HABER: ÖZLEM DOĞAN
Türkiye’nin son yıllarda savunma sanayinden enerji arayışına kadar birçok alanda gerçekleştirdiği hamlelerle bölgede etkin bir konuma gelip sahada ve masada güçlü bir şekilde yer alması Batı’yı rahatsız etmeye devam ediyor. Türkiye’nin yerli ve milli savunma sanayindeki başarısı Suriye, Libya, Doğu Akdeniz, Ege ve Karadeniz’de bağımsız bir şekilde hareket etmesini sağlıyor. Marmara Üniversitesi Siyaset Bilimi ve Uluslararası İlişkiler Bölümü Öğretim Üyesi Dr. Hüseyin Mercan, yaşanan son gelişmeler çerçevesinde Türkiye’nin Doğu Akdeniz’deki adımlarını ve enerji konusundaki atılımlarını Milat’a değerlendirdi.
Güç enerjiden geçer
Türkiye’nin uluslararası sistemde level atladığını ifade eden Dr. Hüseyin Mercan, “Dış politikada boyut değiştirme aşamasına girerken bu çerçevede yapılması gereken; büyük güçlerin sahip olduğu imkânlara sahip olmak ve benzer davranışları göstermektir. Enerji bağımlılığı devam ederken büyük bir aktör olmak mümkün değil. Dünyada en büyük on devlet arasına girebilmek için Türkiye elindeki imkânları kullanarak enerji bağımlılığını en aza indirmeye çalışıyor” dedi.

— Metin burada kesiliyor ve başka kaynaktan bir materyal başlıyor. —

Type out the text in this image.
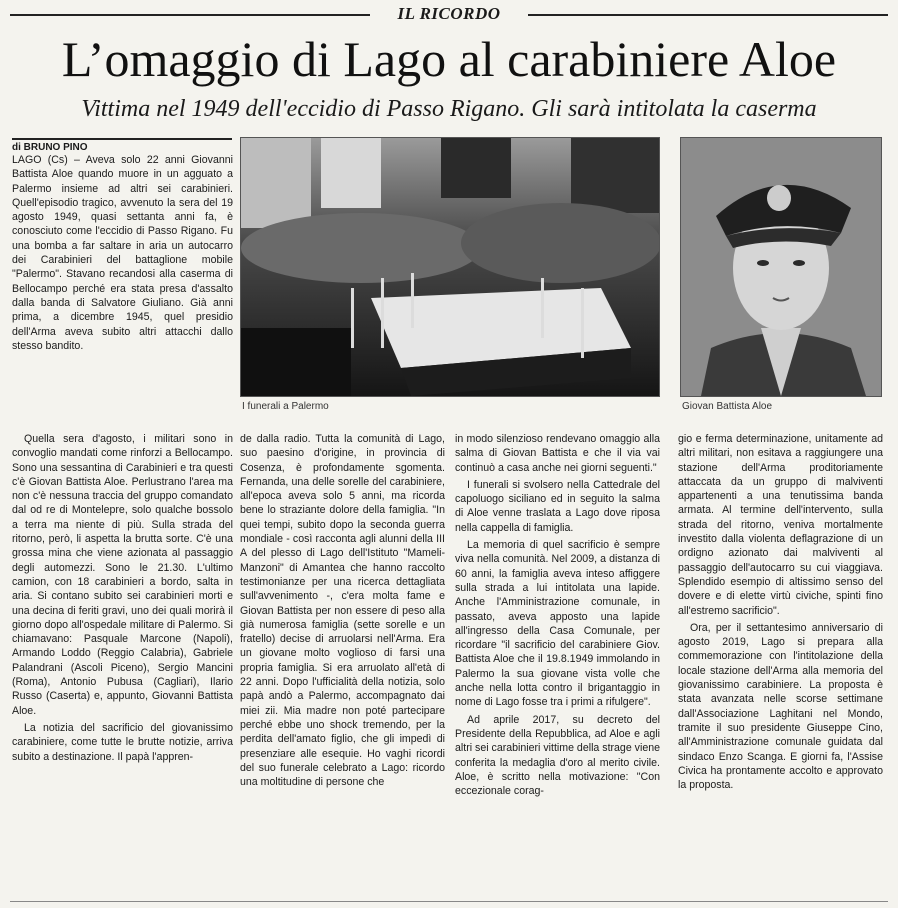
IL RICORDO
L’omaggio di Lago al carabiniere Aloe
Vittima nel 1949 dell'eccidio di Passo Rigano. Gli sarà intitolata la caserma
di BRUNO PINO

LAGO (Cs) – Aveva solo 22 anni Giovanni Battista Aloe quando muore in un agguato a Palermo insieme ad altri sei carabinieri. Quell'episodio tragico, avvenuto la sera del 19 agosto 1949, quasi settanta anni fa, è conosciuto come l'eccidio di Passo Rigano. Fu una bomba a far saltare in aria un autocarro dei Carabinieri del battaglione mobile "Palermo". Stavano recandosi alla caserma di Bellocampo perché era stata presa d'assalto dalla banda di Salvatore Giuliano. Già anni prima, a dicembre 1945, quel presidio dell'Arma aveva subito altri attacchi dallo stesso bandito.

I funerali a Palermo	Giovan Battista Aloe

Quella sera d'agosto, i militari sono in convoglio mandati come rinforzi a Bellocampo. Sono una sessantina di Carabinieri e tra questi c'è Giovan Battista Aloe. Perlustrano l'area ma non c'è nessuna traccia del gruppo comandato dal od re di Montelepre, solo qualche bossolo a terra ma niente di più. Sulla strada del ritorno, però, li aspetta la brutta sorte. C'è una grossa mina che viene azionata al passaggio degli automezzi. Sono le 21.30. L'ultimo camion, con 18 carabinieri a bordo, salta in aria. Si contano subito sei carabinieri morti e una decina di feriti gravi, uno dei quali morirà il giorno dopo all'ospedale militare di Palermo. Si chiamavano: Pasquale Marcone (Napoli), Armando Loddo (Reggio Calabria), Gabriele Palandrani (Ascoli Piceno), Sergio Mancini (Roma), Antonio Pubusa (Cagliari), Ilario Russo (Caserta) e, appunto, Giovanni Battista Aloe.

La notizia del sacrificio del giovanissimo carabiniere, come tutte le brutte notizie, arriva subito a destinazione. Il papà l'appren-

de dalla radio. Tutta la comunità di Lago, suo paesino d'origine, in provincia di Cosenza, è profondamente sgomenta. Fernanda, una delle sorelle del carabiniere, all'epoca aveva solo 5 anni, ma ricorda bene lo straziante dolore della famiglia. "In quei tempi, subito dopo la seconda guerra mondiale - così racconta agli alunni della III A del plesso di Lago dell'Istituto "Mameli-Manzoni" di Amantea che hanno raccolto testimonianze per una ricerca dettagliata sull'avvenimento -, c'era molta fame e Giovan Battista per non essere di peso alla già numerosa famiglia (sette sorelle e un fratello) decise di arruolarsi nell'Arma. Era un giovane molto voglioso di farsi una propria famiglia. Si era arruolato all'età di 22 anni. Dopo l'ufficialità della notizia, solo papà andò a Palermo, accompagnato dai miei zii. Mia madre non poté partecipare perché ebbe uno shock tremendo, per la perdita dell'amato figlio, che gli impedì di presenziare alle esequie. Ho vaghi ricordi del suo funerale celebrato a Lago: ricordo una moltitudine di persone che

in modo silenzioso rendevano omaggio alla salma di Giovan Battista e che il via vai continuò a casa anche nei giorni seguenti."

I funerali si svolsero nella Cattedrale del capoluogo siciliano ed in seguito la salma di Aloe venne traslata a Lago dove riposa nella cappella di famiglia.

La memoria di quel sacrificio è sempre viva nella comunità. Nel 2009, a distanza di 60 anni, la famiglia aveva inteso affiggere sulla strada a lui intitolata una lapide. Anche l'Amministrazione comunale, in passato, aveva apposto una lapide all'ingresso della Casa Comunale, per ricordare "il sacrificio del carabiniere Giov. Battista Aloe che il 19.8.1949 immolando in Palermo la sua giovane vista volle che anche nella lotta contro il brigantaggio in nome di Lago fosse tra i primi a rifulgere".

Ad aprile 2017, su decreto del Presidente della Repubblica, ad Aloe e agli altri sei carabinieri vittime della strage viene conferita la medaglia d'oro al merito civile. Aloe, è scritto nella motivazione: "Con eccezionale corag-

gio e ferma determinazione, unitamente ad altri militari, non esitava a raggiungere una stazione dell'Arma proditoriamente attaccata da un gruppo di malviventi appartenenti a una tenutissima banda armata. Al termine dell'intervento, sulla strada del ritorno, veniva mortalmente investito dalla violenta deflagrazione di un ordigno azionato dai malviventi al passaggio dell'autocarro su cui viaggiava. Splendido esempio di altissimo senso del dovere e di elette virtù civiche, spinti fino all'estremo sacrificio".

Ora, per il settantesimo anniversario di agosto 2019, Lago si prepara alla commemorazione con l'intitolazione della locale stazione dell'Arma alla memoria del giovanissimo carabiniere. La proposta è stata avanzata nelle scorse settimane dall'Associazione Laghitani nel Mondo, tramite il suo presidente Giuseppe Cino, all'Amministrazione comunale guidata dal sindaco Enzo Scanga. E giorni fa, l'Assise Civica ha prontamente accolto e approvato la proposta.
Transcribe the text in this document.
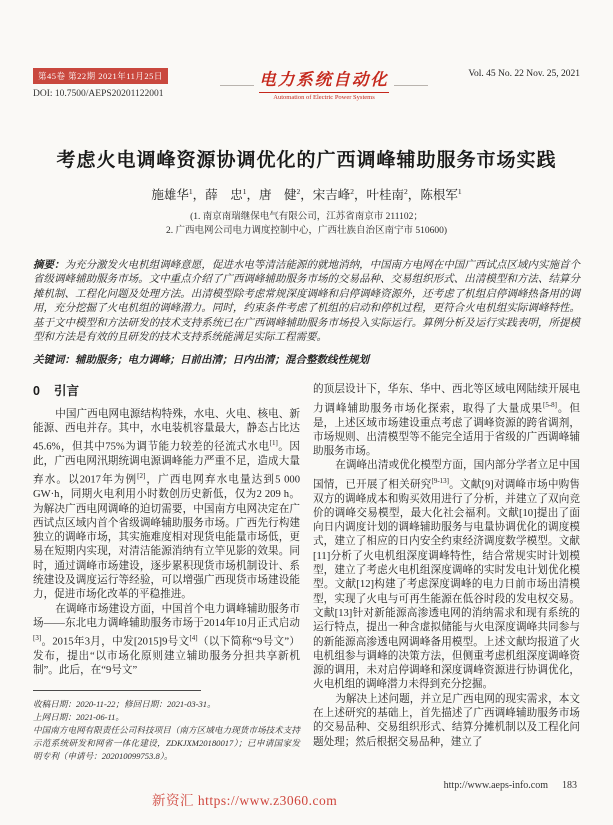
第45卷 第22期 2021年11月25日
DOI: 10.7500/AEPS20201122001
电力系统自动化
Automation of Electric Power Systems
Vol. 45 No. 22 Nov. 25, 2021
考虑火电调峰资源协调优化的广西调峰辅助服务市场实践
施雄华$^1$，薛　忠$^1$，唐　健$^2$，宋吉峰$^2$，叶桂南$^2$，陈根军$^1$
(1. 南京南瑞继保电气有限公司，江苏省南京市 211102；
2. 广西电网公司电力调度控制中心，广西壮族自治区南宁市 510600)
摘要：为充分激发火电机组调峰意愿，促进水电等清洁能源的就地消纳，中国南方电网在中国广西试点区域内实施首个省级调峰辅助服务市场。文中重点介绍了广西调峰辅助服务市场的交易品种、交易组织形式、出清模型和方法、结算分摊机制、工程化问题及处理方法。出清模型除考虑常规深度调峰和启停调峰资源外，还考虑了机组启停调峰热备用的调用，充分挖掘了火电机组的调峰潜力。同时，约束条件考虑了机组的启动和停机过程，更符合火电机组实际调峰特性。基于文中模型和方法研发的技术支持系统已在广西调峰辅助服务市场投入实际运行。算例分析及运行实践表明，所提模型和方法是有效的且研发的技术支持系统能满足实际工程需要。
关键词：辅助服务；电力调峰；日前出清；日内出清；混合整数线性规划
0 引言

中国广西电网电源结构特殊，水电、火电、核电、新能源、西电并存。其中，水电装机容量最大，静态占比达45.6%，但其中75%为调节能力较差的径流式水电[1]。因此，广西电网汛期统调电源调峰能力严重不足，造成大量弃水。以2017年为例[2]，广西电网弃水电量达到5 000 GW·h，同期火电利用小时数创历史新低，仅为2 209 h。为解决广西电网调峰的迫切需要，中国南方电网决定在广西试点区域内首个省级调峰辅助服务市场。广西先行构建独立的调峰市场，其实施难度相对现货电能量市场低，更易在短期内实现，对清洁能源消纳有立竿见影的效果。同时，通过调峰市场建设，逐步累积现货市场机制设计、系统建设及调度运行等经验，可以增强广西现货市场建设能力，促进市场化改革的平稳推进。

在调峰市场建设方面，中国首个电力调峰辅助服务市场——东北电力调峰辅助服务市场于2014年10月正式启动[3]。2015年3月，中发[2015]9号文[4]（以下简称“9号文”）发布，提出“以市场化原则建立辅助服务分担共享新机制”。此后，在“9号文”

收稿日期：2020-11-22；修回日期：2021-03-31。
上网日期：2021-06-11。
中国南方电网有限责任公司科技项目（南方区域电力现货市场技术支持示范系统研发和网省一体化建设，ZDKJXM20180017）；已申请国家发明专利（申请号：202010099753.8）。

的顶层设计下，华东、华中、西北等区域电网陆续开展电力调峰辅助服务市场化探索，取得了大量成果[5-8]。但是，上述区域市场建设重点考虑了调峰资源的跨省调剂，市场规则、出清模型等不能完全适用于省级的广西调峰辅助服务市场。

在调峰出清或优化模型方面，国内部分学者立足中国国情，已开展了相关研究[9-13]。文献[9]对调峰市场中购售双方的调峰成本和购买效用进行了分析，并建立了双向竞价的调峰交易模型，最大化社会福利。文献[10]提出了面向日内调度计划的调峰辅助服务与电量协调优化的调度模式，建立了相应的日内安全约束经济调度数学模型。文献[11]分析了火电机组深度调峰特性，结合常规实时计划模型，建立了考虑火电机组深度调峰的实时发电计划优化模型。文献[12]构建了考虑深度调峰的电力日前市场出清模型，实现了火电与可再生能源在低谷时段的发电权交易。文献[13]针对新能源高渗透电网的消纳需求和现有系统的运行特点，提出一种含虚拟储能与火电深度调峰共同参与的新能源高渗透电网调峰备用模型。上述文献均报道了火电机组参与调峰的决策方法，但侧重考虑机组深度调峰资源的调用，未对启停调峰和深度调峰资源进行协调优化，火电机组的调峰潜力未得到充分挖掘。

为解决上述问题，并立足广西电网的现实需求，本文在上述研究的基础上，首先描述了广西调峰辅助服务市场的交易品种、交易组织形式、结算分摊机制以及工程化问题处理；然后根据交易品种，建立了

http://www.aeps-info.com 183
新资汇 https://www.z3060.com
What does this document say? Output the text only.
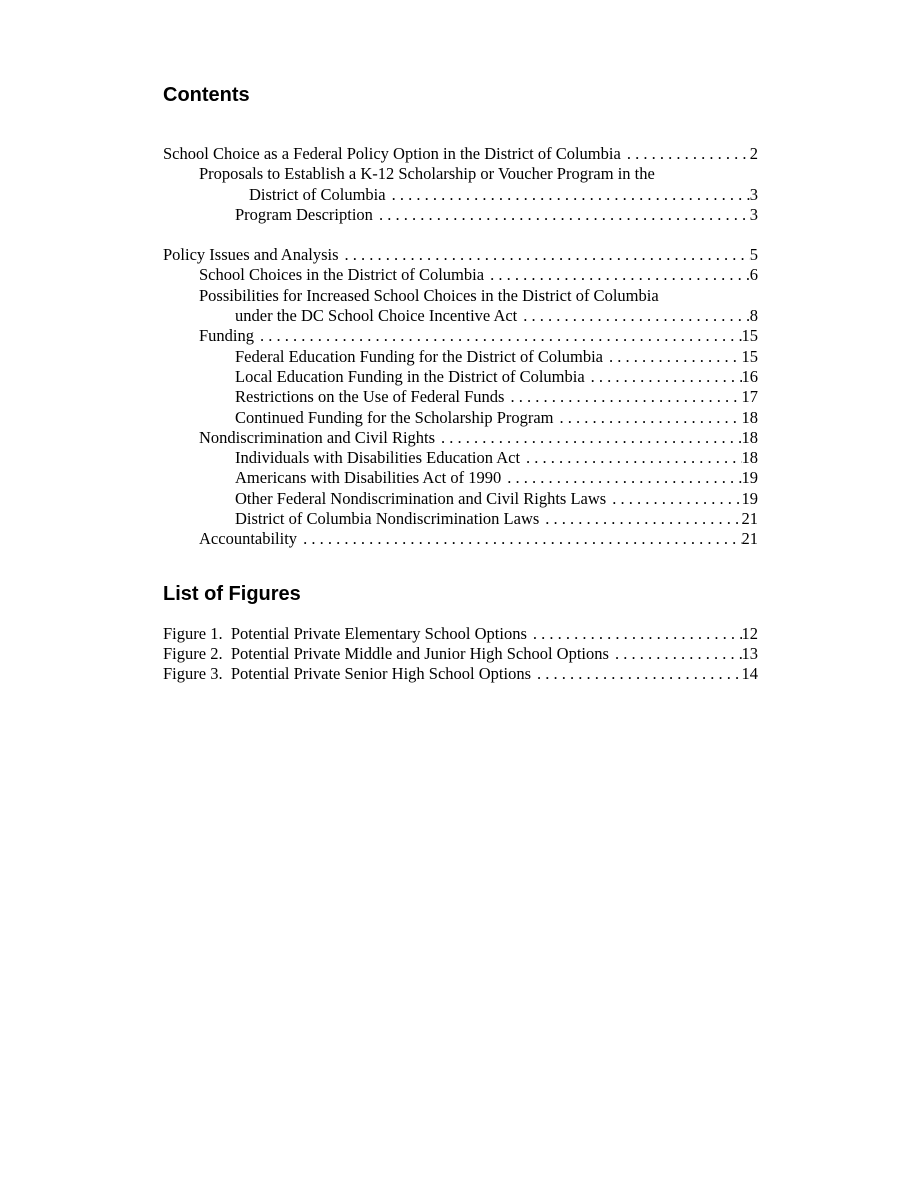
Contents
School Choice as a Federal Policy Option in the District of Columbia . . .	2
Proposals to Establish a K-12 Scholarship or Voucher Program in the
District of Columbia . . .	3
Program Description . . .	3
Policy Issues and Analysis . . .	5
School Choices in the District of Columbia . . .	6
Possibilities for Increased School Choices in the District of Columbia
under the DC School Choice Incentive Act . . .	8
Funding . . .	15
Federal Education Funding for the District of Columbia . . .	15
Local Education Funding in the District of Columbia . . .	16
Restrictions on the Use of Federal Funds . . .	17
Continued Funding for the Scholarship Program . . .	18
Nondiscrimination and Civil Rights . . .	18
Individuals with Disabilities Education Act . . .	18
Americans with Disabilities Act of 1990 . . .	19
Other Federal Nondiscrimination and Civil Rights Laws . . .	19
District of Columbia Nondiscrimination Laws . . .	21
Accountability . . .	21
List of Figures
Figure 1.  Potential Private Elementary School Options . . .	12
Figure 2.  Potential Private Middle and Junior High School Options . . .	13
Figure 3.  Potential Private Senior High School Options . . .	14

Yerli savunmayla meydan okuyoruz
Küresel sistemde güçlü bir devlet olabilmek için askeri anlamda bağımsızlığın gerekliliğini vurgulayan Mercan, “Eğer bugün kendi savunma sanayimizin ürettiği araçlara sahip olmasaydık, büyük ihtimalle NATO ve küresel farklı odaklardan gelen tepkilere boyun eğerek araştırmalarımızı durdurmak zorunda kalırdık. Fakat kendi gemimizle, İHA ve SİHA’larımızla güvenliğimizi sağlamaya başladığımız için, dış dünyadan gelen tepkileri daha rahat tolere ediyoruz. Türkiye bağımsız, yerli ve milli bir savunmaya sahip olmadan güçlü bir dış politika üretmenin imkânı olmadığını anladı ve savunmada yerli üretime geçti. Böylece dış politikada küresel güçlerin manipülasyonlarına daha kapalı hale geldi. Bugün Türkiye’nin Suriye’de, Libya’da, Irak’ta inisiyatif alabilmesi, savunma sanayinde yaptığı hamlelerden kaynaklanmaktadır” diye konuştu.
Masaya gelip anlaşmaya çalışacaklar
Türkiye’nin kararı duruşuyla bölgede oyun kurucu rol üstlenmeye çalıştığını söyleyen Mercan sözlerini şöyle noktaladı: “NATO, AB ve farklı odaklardan çıkan seslere baktığımızda Türkiye’yi ekonomik anlamda bir darboğaz içerisine sürükleyip attığı adımlardan vazgeçirmeye çalıştıklarını görüyoruz. Türkiye artık değişen dünya siyaseti dengelerinde sadece yumuşak güç unsurlarıyla beraber bölgede etkin olamayacağının farkına vardı. Kararlılığını ve gücünü daha fazla ortaya koyabilmek için savunma sanayi eksenli hamlelerini artırdı ve net bir şekilde dünyaya gösterdi. Bunu ekonomik güçle beraber taçlandırdığı takdirde Doğu Akdeniz’de, Ege’de ve Karadeniz’deki yeni hamleleri ile birlikte enerji bağımlılığı azalacak ve kendisini engellemeye çalışan rakiplerinin seslerini kısmaya başlayacak. Bir noktadan sonra pazarlık payı çok yükseleceği için bu devletler yaptırımlarla tehdit etmek yerine Türkiye ile masaya oturup nasıl hareket etmeleri gerektiğinin yolunu arayacaklardır.”